Tierrechtsgruppen kritisieren in einem offenen Brief den Verkauf von Tierprodukten auf dem Berliner Umweltfestival. In Zukunft sollten ausschließlich pflanzlichen Produkte verkauft werden und keine Bratwürste aus Fleisch. Zuletzt hat das Umweltfestival im Juni 2019 stattgefunden, seit wenigen Tagen ist die Anmeldung für 2020 möglich.

Die Gruppen und Organisationen verweisen auf den ökologischen Schaden, den die Produktion tierischer Nahrungsmittel verursacht. So ist die Tierhaltung für bis zur Hälfte aller Treibhausgase verantwortlich. Die Produktion tierischer Produkte verbraucht zudem ein Vielfaches an Land und Wasser verglichen mit pflanzlichen Nahrungsmitteln. "Es ist inakzeptabel, dass gerade auf einem Festival, das sich dem Umweltschutz verschrieben hat, tierische Produkte verkauft werden", heißt es in dem offenen Brief.

Auf dem Umweltfestival werden zudem Tiere, etwa Schweine, in Gehegen zur Schau gestellt. Auch dies kritisieren die Unterzeichnenden des offenen Briefes: "Das täuschte die Besucher_innen über die tatsächlichen Lebensbedingungen von Schweinen in der Biohaltung." Denn die Tiere hätten in den gezeigten Gehegen viel mehr Platz, als in der Biohaltung üblich. Das Platzangebot in der "biologischen" Tierhaltung unterscheide sich tatsächlich nur geringfügig von dem in der konventionellen Tierhaltung. Zudem würden die Tiere durch die Zurschaustellung zu Objekten degradiert.

Bereits vor dem Umweltfestival 2019 hatten sich die "Tierversuchsgegner Berlin-Brandenburg" vom Umweltfestival zurückgezogen. Die Organisation "Aktiver Tierschutz Berlin" hatte einen Stand außerhalb des Festivals angemeldet. Ein offener Brief der "Tierversuchsgegner Berlin-Brandenburg" an die Veranstalterin "GRÜNE LIGA" vom Mai 2019 blieb unbeantwortet. Die unterzeichnenden Gruppen würdigen das Umweltfestival trotz ihrer Kritik grundsätzlich. In dem offenen Brief bieten sie ihre Unterstützung bei der Erarbeitung eines veganen Konzepts an.

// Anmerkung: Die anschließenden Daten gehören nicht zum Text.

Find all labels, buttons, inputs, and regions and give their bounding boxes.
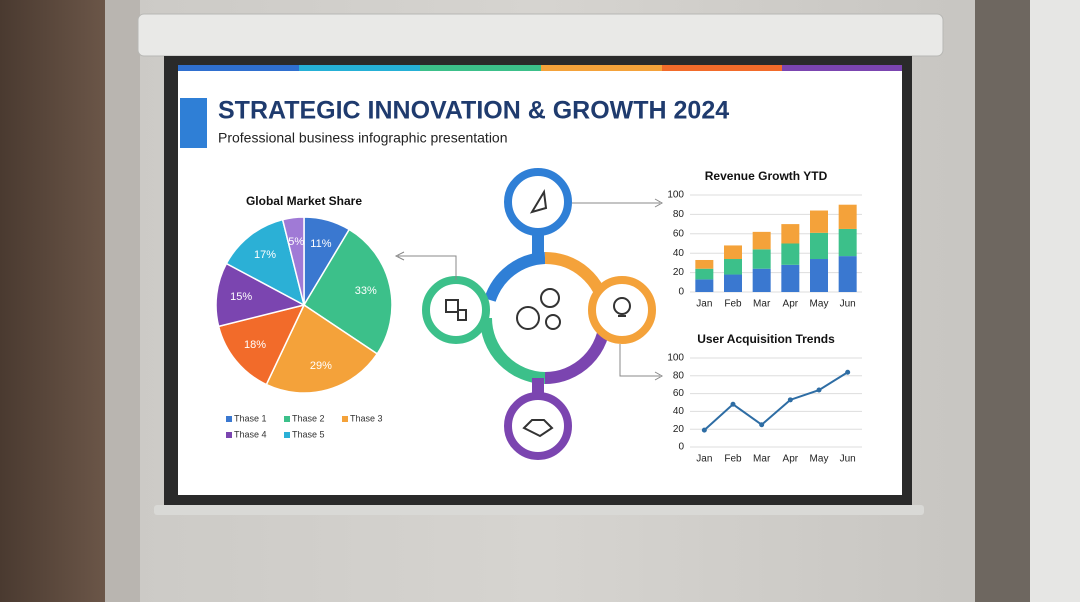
y-tick-label: 0 <box>678 287 684 298</box>
y-tick-label: 100 <box>667 190 684 201</box>
slice-label: 33% <box>355 285 377 297</box>
x-tick-label: Apr <box>783 299 799 310</box>
slice-label: 5% <box>288 236 304 248</box>
y-tick-label: 80 <box>673 209 685 220</box>
y-tick-label: 40 <box>673 406 685 417</box>
line-point <box>759 422 765 428</box>
y-tick-label: 40 <box>673 248 685 259</box>
bar-segment <box>752 268 771 292</box>
legend-swatch <box>284 432 290 438</box>
line-point <box>816 387 822 393</box>
x-tick-label: Jan <box>696 454 712 465</box>
x-tick-label: Jun <box>840 299 856 310</box>
bar-segment <box>810 259 828 292</box>
x-tick-label: Mar <box>753 454 771 465</box>
legend-swatch <box>226 416 232 422</box>
y-tick-label: 20 <box>673 424 685 435</box>
x-tick-label: May <box>810 299 829 310</box>
bar-segment <box>810 232 828 260</box>
x-tick-label: Feb <box>724 454 742 465</box>
process-diagram <box>394 168 664 460</box>
top-stripe <box>178 65 902 71</box>
legend-label: Thase 3 <box>350 413 383 423</box>
y-tick-label: 20 <box>673 267 685 278</box>
legend-swatch <box>226 432 232 438</box>
x-tick-label: Apr <box>783 454 799 465</box>
slice-label: 18% <box>244 339 266 351</box>
legend-swatch <box>342 416 348 422</box>
bar-segment <box>695 259 714 269</box>
bar-segment <box>752 249 771 269</box>
wall-edge <box>105 0 140 602</box>
y-tick-label: 100 <box>667 353 684 364</box>
line-series <box>703 371 849 431</box>
slide-title: STRATEGIC INNOVATION & GROWTH 2024 <box>218 97 729 125</box>
bar-segment <box>724 245 742 260</box>
bar-segment <box>752 231 771 250</box>
bar-segment <box>810 210 828 233</box>
bar-segment <box>781 224 800 244</box>
pie-slice <box>217 303 306 386</box>
title-accent <box>180 98 207 148</box>
pie-slice <box>281 216 305 306</box>
bar-segment <box>838 228 857 257</box>
door <box>1030 0 1080 602</box>
line-point <box>730 401 736 407</box>
bar-segment <box>724 274 742 292</box>
bar-segment <box>838 204 857 229</box>
bar-segment <box>781 243 800 265</box>
slice-label: 11% <box>310 238 331 250</box>
pie-slice <box>302 228 393 355</box>
legend-label: Thase 5 <box>292 429 325 439</box>
door-frame <box>975 0 1030 602</box>
x-tick-label: Mar <box>753 299 771 310</box>
line-point <box>845 369 851 375</box>
y-tick-label: 0 <box>678 442 684 453</box>
legend-swatch <box>284 416 290 422</box>
y-tick-label: 60 <box>673 388 685 399</box>
y-tick-label: 80 <box>673 370 685 381</box>
chart-title: User Acquisition Trends <box>697 332 835 346</box>
bar-segment <box>781 264 800 292</box>
slice-label: 29% <box>310 360 332 372</box>
bar-segment <box>724 259 742 275</box>
y-tick-label: 60 <box>673 228 685 239</box>
line-point <box>787 397 793 403</box>
x-tick-label: Jan <box>696 299 712 310</box>
legend-label: Thase 2 <box>292 413 325 423</box>
x-tick-label: Jun <box>840 454 856 465</box>
slide-subtitle: Professional business infographic presen… <box>218 130 508 146</box>
legend-label: Thase 4 <box>234 429 267 439</box>
chart-title: Global Market Share <box>246 194 362 208</box>
line-point <box>701 427 707 433</box>
chart-title: Revenue Growth YTD <box>705 169 828 183</box>
projector-housing <box>137 13 944 57</box>
wood-panel <box>0 0 105 602</box>
x-tick-label: May <box>810 454 829 465</box>
pie-slice <box>215 262 307 328</box>
screen-bar <box>154 505 924 515</box>
bar-segment <box>695 279 714 292</box>
pie-slice <box>225 218 306 307</box>
slice-label: 17% <box>254 249 276 261</box>
legend-label: Thase 1 <box>234 413 267 423</box>
bar-segment <box>695 268 714 280</box>
x-tick-label: Feb <box>724 299 742 310</box>
slice-label: 15% <box>230 291 252 303</box>
bar-segment <box>838 256 857 292</box>
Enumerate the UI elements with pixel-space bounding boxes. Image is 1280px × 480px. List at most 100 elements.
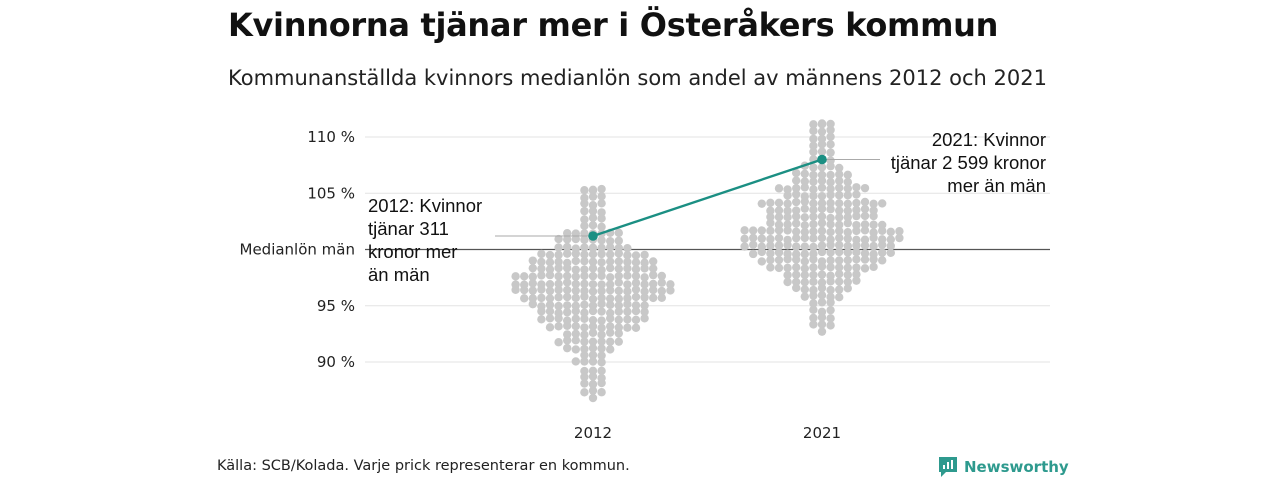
dot-2012 — [640, 258, 649, 267]
dot-2012 — [597, 236, 606, 245]
dot-2012 — [580, 357, 589, 366]
dot-2021 — [809, 255, 818, 264]
dot-2021 — [817, 183, 827, 192]
dot-2012 — [623, 307, 632, 316]
dot-2012 — [588, 294, 598, 304]
dot-2021 — [886, 227, 895, 237]
dot-2021 — [809, 299, 818, 308]
dot-2021 — [792, 212, 801, 221]
dot-2012 — [631, 315, 641, 325]
dot-2012 — [597, 330, 606, 339]
dot-2012 — [597, 316, 606, 325]
source-note: Källa: SCB/Kolada. Varje prick represent… — [217, 458, 630, 474]
dot-2012 — [537, 271, 546, 280]
dot-2021 — [809, 170, 818, 180]
dot-2012 — [580, 250, 589, 259]
dot-2021 — [817, 298, 827, 307]
dot-2021 — [843, 263, 852, 272]
dot-2021 — [843, 199, 852, 209]
dot-2012 — [606, 314, 615, 323]
dot-2021 — [835, 277, 844, 286]
dot-2021 — [749, 240, 758, 249]
dot-2012 — [640, 264, 649, 273]
dot-2012 — [640, 250, 649, 260]
dot-2021 — [860, 249, 870, 258]
dot-2021 — [800, 197, 809, 206]
dot-2021 — [809, 134, 818, 144]
dot-2021 — [817, 147, 827, 156]
dot-2012 — [580, 337, 589, 346]
dot-2021 — [886, 241, 895, 251]
dot-2021 — [809, 277, 818, 286]
dot-2021 — [860, 241, 870, 250]
dot-2021 — [843, 228, 852, 237]
dot-2012 — [580, 308, 589, 317]
dot-2012 — [597, 208, 606, 217]
dot-2021 — [800, 183, 809, 192]
annotation-2012-line: tjänar 311 — [368, 218, 449, 239]
dot-2021 — [783, 213, 792, 222]
dot-2012 — [545, 258, 555, 267]
dot-2012 — [580, 366, 589, 376]
dot-2012 — [631, 292, 641, 302]
dot-2021 — [783, 240, 792, 250]
dot-2021 — [817, 320, 827, 329]
dot-2021 — [826, 148, 835, 157]
dot-2012 — [588, 350, 598, 360]
dot-2021 — [895, 227, 904, 236]
dot-2012 — [528, 263, 537, 273]
dot-2012 — [614, 236, 623, 245]
dot-2021 — [835, 163, 844, 173]
dot-2021 — [817, 270, 827, 279]
dot-2012 — [563, 271, 572, 281]
dot-2012 — [666, 280, 675, 289]
dot-2021 — [757, 247, 766, 257]
dot-2021 — [835, 269, 844, 279]
dot-2021 — [869, 211, 878, 221]
dot-2012 — [580, 388, 589, 397]
dot-2021 — [826, 213, 835, 223]
dot-2012 — [554, 263, 563, 273]
dot-2021 — [826, 119, 835, 129]
dot-2021 — [852, 248, 861, 257]
dot-2021 — [809, 291, 818, 300]
dot-2012 — [580, 215, 589, 224]
dot-2021 — [835, 233, 844, 243]
dot-2012 — [554, 234, 563, 244]
dot-2012 — [631, 301, 641, 310]
dot-2021 — [809, 220, 818, 229]
dot-2021 — [826, 256, 835, 265]
dot-2021 — [852, 263, 861, 272]
dot-2021 — [835, 213, 844, 222]
chart-subtitle: Kommunanställda kvinnors medianlön som a… — [228, 66, 1047, 90]
dot-2012 — [563, 263, 572, 273]
annotation-2021-line: 2021: Kvinnor — [932, 129, 1046, 150]
dot-2021 — [852, 255, 861, 264]
dot-2021 — [817, 191, 827, 201]
dot-2021 — [817, 170, 827, 180]
dot-2012 — [631, 265, 641, 274]
dot-2012 — [588, 357, 598, 366]
dot-2012 — [606, 250, 615, 259]
dot-2021 — [826, 220, 835, 229]
dot-2021 — [809, 141, 818, 150]
dot-2012 — [597, 258, 606, 267]
dot-2012 — [580, 186, 589, 195]
dot-2021 — [869, 262, 878, 272]
dot-2021 — [817, 283, 827, 293]
dot-2012 — [571, 293, 580, 303]
dot-2012 — [563, 330, 572, 339]
dot-2021 — [783, 220, 792, 229]
dot-2021 — [749, 226, 758, 235]
dot-2012 — [563, 308, 572, 317]
dot-2021 — [860, 255, 870, 264]
dot-2012 — [588, 393, 598, 403]
dot-2012 — [606, 345, 615, 354]
dot-2021 — [809, 242, 818, 252]
dot-2012 — [588, 220, 598, 230]
dot-2021 — [792, 190, 801, 199]
dot-2012 — [597, 271, 606, 281]
dot-2012 — [580, 292, 589, 301]
dot-2012 — [528, 272, 537, 281]
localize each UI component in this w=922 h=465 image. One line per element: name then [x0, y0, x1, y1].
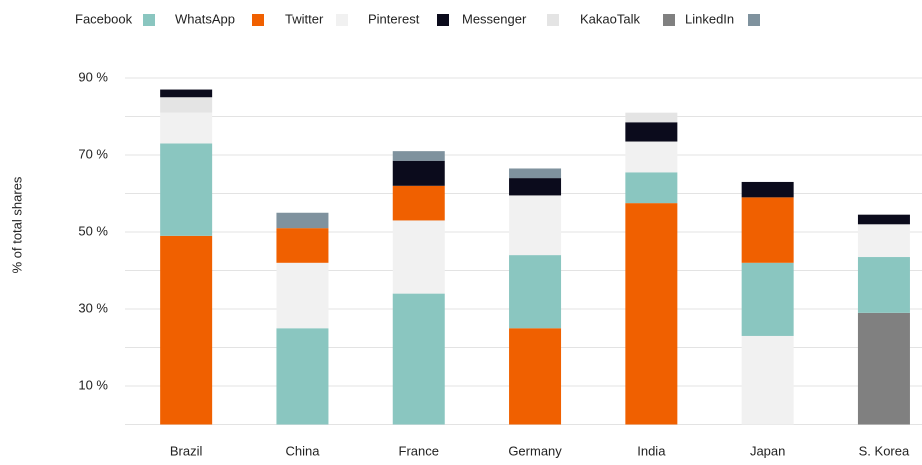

Das Umweltfestival findet jedes Jahr am ersten Samstag im Juni am Brandenburger Tor statt. Laut eigenen Angaben zieht es jährlich 70.000 Besucher und Besucherinnen an und beschreibt sich als "Europas größte ökologische Erlebnismeile". Der offene Brief wurde von Berlin-Vegan initiiert, einer Gruppe von ehrenamtlich tätigen Personen, die sich für Tierrechte und die vegane Lebensweise engagiert.